Department of Computer Science: MSc Thesis Presentation
Date: Wednesday 23 June 2021
Zoom: https://aalto.zoom.us/j/61801880094 (passcode: 861245)
Using sequences of clinical codes for treatment effect estimation
Presenter: Nguyen Luong
Supervisor: Pekka Marttinen
Abstract: The estimation of causal effect from observational data has recently undergone exponential growth in the research community.
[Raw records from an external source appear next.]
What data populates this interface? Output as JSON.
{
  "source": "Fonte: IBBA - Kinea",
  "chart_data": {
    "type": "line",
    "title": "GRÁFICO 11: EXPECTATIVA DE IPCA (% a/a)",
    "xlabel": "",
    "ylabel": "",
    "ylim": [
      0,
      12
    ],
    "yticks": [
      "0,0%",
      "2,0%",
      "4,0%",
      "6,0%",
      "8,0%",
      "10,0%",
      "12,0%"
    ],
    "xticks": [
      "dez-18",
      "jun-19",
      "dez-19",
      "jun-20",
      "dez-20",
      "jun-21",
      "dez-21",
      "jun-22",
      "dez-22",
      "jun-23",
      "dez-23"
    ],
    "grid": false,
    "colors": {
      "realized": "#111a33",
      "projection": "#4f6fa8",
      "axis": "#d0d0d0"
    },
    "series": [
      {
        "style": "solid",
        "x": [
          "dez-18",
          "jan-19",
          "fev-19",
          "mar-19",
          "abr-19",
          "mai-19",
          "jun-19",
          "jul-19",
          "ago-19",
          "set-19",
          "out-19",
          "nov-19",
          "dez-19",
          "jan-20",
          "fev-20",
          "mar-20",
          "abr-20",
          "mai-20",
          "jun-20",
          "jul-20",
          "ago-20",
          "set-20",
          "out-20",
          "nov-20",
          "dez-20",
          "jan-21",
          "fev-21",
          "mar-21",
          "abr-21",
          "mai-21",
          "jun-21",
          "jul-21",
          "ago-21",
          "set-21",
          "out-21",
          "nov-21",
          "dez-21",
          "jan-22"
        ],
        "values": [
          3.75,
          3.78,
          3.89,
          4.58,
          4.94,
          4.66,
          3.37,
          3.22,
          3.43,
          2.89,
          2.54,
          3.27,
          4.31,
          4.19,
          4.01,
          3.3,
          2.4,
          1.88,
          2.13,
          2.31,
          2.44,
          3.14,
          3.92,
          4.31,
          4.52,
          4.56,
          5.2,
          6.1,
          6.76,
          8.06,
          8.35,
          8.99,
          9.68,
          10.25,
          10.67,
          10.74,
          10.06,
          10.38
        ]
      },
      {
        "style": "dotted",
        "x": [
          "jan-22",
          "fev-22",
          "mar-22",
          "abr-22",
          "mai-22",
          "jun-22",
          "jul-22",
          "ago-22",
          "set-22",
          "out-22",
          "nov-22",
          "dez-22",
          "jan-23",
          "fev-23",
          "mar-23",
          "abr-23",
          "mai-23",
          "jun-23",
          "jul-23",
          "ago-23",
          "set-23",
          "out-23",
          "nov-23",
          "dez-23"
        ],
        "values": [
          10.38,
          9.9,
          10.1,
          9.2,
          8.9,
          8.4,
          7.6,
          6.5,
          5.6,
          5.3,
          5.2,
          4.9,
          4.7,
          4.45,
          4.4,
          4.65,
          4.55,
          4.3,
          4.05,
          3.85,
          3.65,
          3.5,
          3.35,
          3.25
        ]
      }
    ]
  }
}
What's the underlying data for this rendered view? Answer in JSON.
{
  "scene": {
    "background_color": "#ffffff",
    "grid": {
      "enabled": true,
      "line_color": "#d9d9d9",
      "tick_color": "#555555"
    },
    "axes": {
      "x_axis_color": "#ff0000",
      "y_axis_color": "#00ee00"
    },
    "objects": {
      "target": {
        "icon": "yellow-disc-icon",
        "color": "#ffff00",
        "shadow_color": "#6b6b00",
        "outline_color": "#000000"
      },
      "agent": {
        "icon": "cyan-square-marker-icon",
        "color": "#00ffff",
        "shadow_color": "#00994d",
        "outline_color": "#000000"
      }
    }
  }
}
This machine learning domain has burgeoned due to the increased availability of sizable data resources, for instance, Electronic Health Records (EHR) and social media posts, which have efficiently transgressed the known limitation of randomized controlled trial (RCT) such as time and budget requirements. Nevertheless, the majority of the proposed methods have been operated in a static setting that is not applicable to clinical environments whose patients’ states are ever-changing. Therefore, the present thesis aims to develop a novel approach utilizing clinical codes as covariates to evaluate treatment effects based on synthetic medical data. Two neural network (NN) models, Long Short-Term Memory (LSTM)-based and Transformer Encoder-based, are employed to generate a representation from raw clinical codes that is suitable for treatment effect inference. With a synthetic dataset, the NN models were found to be on par with the Lasso model when the treatment is equally distributed and moderately more propitious in the imbalanced case. Subsequent work includes benchmarking the models on more complex synthetic data as well as real data. Additionally, the presence of hidden confounders in time-series data is an essential aspect that requires meticulous attention before evaluating the treatment effects. Thus, adjusting for the effects of hidden confounders is another potential research direction.